Ses livres ne sont jamais anodins: Emmanuel Carrère met les doigts (et la plume) là où ça fait mal; il est attiré par les limites, celles qu'il ne faut pas dépasser et qu'il s'enchante de rompre, de suborner, de séduire, comme s'il obéissait à d'obscures ou de basses sommations que d'autres préfèrent nier, taire. C'est quelqu'un qui essaye de donner une forme à quelque chose de sa vie - intime, personnelle ou familiale, à ses risques et périls.
D'un personnage de ce livre, qu'il semble découvrir en même temps qu'il se découvre lui-même, il écrit: "Il aime parler de lui. C'est ma façon, dit-il, de parler des autres et aux autres, et il a relevé avec perspicacité que c'était la mienne aussi. Il savait que parlant de lui, je parlerais forcément de moi... C'est une situation assez rare de se retrouver à dire non seulement ce qu'on a vécu, mais qui on est, ce qui fait qu'on est soi".
Il y a chez Carrère un atavisme de l'anxiété; il cède à ses penchants morbides, destructeurs, en feignant parfois d'en être effaré. J'avoue pourtant que j'aime sa sensibilité, qu'il masque comme tous les écrivains sensibles, au lieu de l'exhiber: "Je déteste qu'on emploie le mot "maman" autrement qu'au vocatif et dans un cadre privé: que même à soixante ans on s'adresse ainsi à sa mère, très bien, mais que passé l'école maternelle on dise "la maman d'Untel" ou, comme Ségolène Royal "les mamans", cela me répugne".
J'aime sa crudité: il appelle un chat une chatte, s'il faut, sans demander pardon, et ne rougit pas de dire: bite, si nécessaire. J'imagine qu'il s'amuse parfois à imaginer lui-même la tête de sa mère, la très distinguée Hélène Carrère d'Encausse, Secrétaire perpétuelle de l'Académie française, si elle lit encore la prose salissante de son fils.

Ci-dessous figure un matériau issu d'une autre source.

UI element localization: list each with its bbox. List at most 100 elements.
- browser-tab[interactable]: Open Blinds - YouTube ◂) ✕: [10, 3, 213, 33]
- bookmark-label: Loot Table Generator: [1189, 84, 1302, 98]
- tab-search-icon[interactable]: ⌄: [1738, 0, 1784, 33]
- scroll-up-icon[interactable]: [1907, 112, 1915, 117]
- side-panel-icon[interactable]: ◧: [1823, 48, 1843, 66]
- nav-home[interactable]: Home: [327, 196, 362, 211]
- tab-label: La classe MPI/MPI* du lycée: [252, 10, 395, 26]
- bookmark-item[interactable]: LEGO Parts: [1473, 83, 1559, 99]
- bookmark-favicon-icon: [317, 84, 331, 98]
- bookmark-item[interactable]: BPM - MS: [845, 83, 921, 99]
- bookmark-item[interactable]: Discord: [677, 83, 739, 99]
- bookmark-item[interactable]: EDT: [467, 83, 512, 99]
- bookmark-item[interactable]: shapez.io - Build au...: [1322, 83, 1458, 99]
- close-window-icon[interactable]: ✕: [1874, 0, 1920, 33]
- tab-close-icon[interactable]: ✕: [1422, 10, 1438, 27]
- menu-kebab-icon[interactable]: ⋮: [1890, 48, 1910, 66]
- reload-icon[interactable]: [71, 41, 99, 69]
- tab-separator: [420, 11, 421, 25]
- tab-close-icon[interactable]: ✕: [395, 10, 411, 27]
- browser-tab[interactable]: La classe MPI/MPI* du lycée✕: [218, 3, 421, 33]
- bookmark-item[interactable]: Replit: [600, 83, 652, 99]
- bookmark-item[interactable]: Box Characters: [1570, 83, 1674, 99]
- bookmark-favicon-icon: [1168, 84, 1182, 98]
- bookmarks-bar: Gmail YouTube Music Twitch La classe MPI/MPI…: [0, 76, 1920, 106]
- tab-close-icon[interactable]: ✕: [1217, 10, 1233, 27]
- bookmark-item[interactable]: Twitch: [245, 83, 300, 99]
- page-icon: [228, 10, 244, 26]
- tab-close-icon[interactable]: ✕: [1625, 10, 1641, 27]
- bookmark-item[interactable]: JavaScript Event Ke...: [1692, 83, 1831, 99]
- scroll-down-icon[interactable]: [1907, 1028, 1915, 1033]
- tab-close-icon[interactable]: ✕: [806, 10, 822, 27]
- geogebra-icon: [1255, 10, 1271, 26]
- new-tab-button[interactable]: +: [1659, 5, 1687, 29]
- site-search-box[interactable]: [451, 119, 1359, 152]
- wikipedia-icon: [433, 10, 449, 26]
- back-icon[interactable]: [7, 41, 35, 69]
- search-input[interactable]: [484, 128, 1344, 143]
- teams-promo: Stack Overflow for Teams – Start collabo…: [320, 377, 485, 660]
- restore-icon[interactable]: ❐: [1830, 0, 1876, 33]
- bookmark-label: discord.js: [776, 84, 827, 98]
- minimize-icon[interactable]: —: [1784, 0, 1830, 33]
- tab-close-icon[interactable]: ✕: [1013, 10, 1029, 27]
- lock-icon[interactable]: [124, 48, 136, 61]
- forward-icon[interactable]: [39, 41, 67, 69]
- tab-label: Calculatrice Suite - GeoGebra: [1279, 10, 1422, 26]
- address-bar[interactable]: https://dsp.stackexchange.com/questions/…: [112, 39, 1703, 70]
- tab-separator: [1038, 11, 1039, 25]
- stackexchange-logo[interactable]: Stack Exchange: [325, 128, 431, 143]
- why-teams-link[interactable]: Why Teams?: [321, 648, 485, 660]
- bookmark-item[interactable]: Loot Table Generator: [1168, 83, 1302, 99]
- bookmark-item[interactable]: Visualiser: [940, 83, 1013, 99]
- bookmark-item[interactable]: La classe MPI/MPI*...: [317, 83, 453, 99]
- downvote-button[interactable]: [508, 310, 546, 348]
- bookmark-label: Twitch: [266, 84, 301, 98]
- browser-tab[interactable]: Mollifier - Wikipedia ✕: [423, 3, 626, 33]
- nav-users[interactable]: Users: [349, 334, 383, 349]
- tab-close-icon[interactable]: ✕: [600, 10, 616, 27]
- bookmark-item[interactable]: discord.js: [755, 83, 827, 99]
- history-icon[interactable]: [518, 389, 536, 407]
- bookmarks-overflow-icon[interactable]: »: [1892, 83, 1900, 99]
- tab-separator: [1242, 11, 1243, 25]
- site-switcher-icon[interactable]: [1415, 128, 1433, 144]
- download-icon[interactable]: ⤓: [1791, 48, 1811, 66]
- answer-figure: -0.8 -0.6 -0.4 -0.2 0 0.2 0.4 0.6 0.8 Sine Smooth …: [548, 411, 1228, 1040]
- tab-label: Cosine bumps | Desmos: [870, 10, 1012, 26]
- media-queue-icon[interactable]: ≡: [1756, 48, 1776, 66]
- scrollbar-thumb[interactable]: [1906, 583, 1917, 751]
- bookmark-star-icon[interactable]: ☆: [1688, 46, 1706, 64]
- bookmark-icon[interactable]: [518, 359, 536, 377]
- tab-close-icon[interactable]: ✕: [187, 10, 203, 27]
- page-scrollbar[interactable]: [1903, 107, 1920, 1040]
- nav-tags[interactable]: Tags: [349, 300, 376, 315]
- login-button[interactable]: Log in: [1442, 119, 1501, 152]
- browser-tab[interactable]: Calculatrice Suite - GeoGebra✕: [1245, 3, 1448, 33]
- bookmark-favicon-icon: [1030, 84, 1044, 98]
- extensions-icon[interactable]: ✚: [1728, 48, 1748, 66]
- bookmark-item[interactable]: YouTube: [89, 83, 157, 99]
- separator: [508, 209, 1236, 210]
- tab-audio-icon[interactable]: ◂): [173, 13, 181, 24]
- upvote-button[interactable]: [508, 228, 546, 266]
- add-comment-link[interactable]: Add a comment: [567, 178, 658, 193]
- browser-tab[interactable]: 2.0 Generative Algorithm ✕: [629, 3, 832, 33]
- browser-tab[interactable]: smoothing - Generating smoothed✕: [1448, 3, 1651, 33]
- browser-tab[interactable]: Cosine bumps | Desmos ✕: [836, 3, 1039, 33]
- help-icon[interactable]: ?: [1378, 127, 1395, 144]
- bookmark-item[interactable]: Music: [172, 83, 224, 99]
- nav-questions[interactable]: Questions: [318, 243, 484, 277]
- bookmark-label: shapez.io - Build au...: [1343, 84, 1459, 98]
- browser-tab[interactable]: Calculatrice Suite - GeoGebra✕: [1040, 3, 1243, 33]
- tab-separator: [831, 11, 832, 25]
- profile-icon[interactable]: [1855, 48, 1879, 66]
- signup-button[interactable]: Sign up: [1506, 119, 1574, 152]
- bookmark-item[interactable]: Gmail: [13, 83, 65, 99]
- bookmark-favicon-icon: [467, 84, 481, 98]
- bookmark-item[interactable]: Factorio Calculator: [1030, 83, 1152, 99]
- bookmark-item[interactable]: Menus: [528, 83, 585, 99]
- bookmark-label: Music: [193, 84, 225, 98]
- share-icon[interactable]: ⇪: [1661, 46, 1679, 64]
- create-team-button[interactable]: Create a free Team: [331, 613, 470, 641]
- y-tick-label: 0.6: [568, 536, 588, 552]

Peut-être a-t-elle renoncé depuis "Le Roman Russe" paru en 2007: celui qu'il a dû écrire par nécessité sur un grand-père au passé louche en enfreignant l'interdit maternel. Il ne s'interdit rien le narrateur de ce livre, pas même d'appeler sa maîtresse "Hélène".
Il n'écrit pas, il (se) dénoue, il (se) dénonce, il (se) trahit pour mieux se trouver, soi et les siens. Bref, il cafte, il exorcise. J'y vois un certain courage, et c'est la principale vertu, quand on est écrivain, qu'on soit un père, un amant ou un fils. Il s'accuse d'être ivre d'étreindre et incapable d'aimer. Il ne croit pas que la fameuse phrase de Fitzgerald: "Toute vie, évidemment, est une entreprise démolition" soit vraie - sauf pour Fitzgerald, sauf pour lui-même. Carrère a une façon de dire "je" que je juge finalement humble et honnête. Il ne tire pas le lecteur par la manche en clignant de l'oeil sur le mode: "On est tous pareils, hein"! Justement, non, on n'est pas tous pareils.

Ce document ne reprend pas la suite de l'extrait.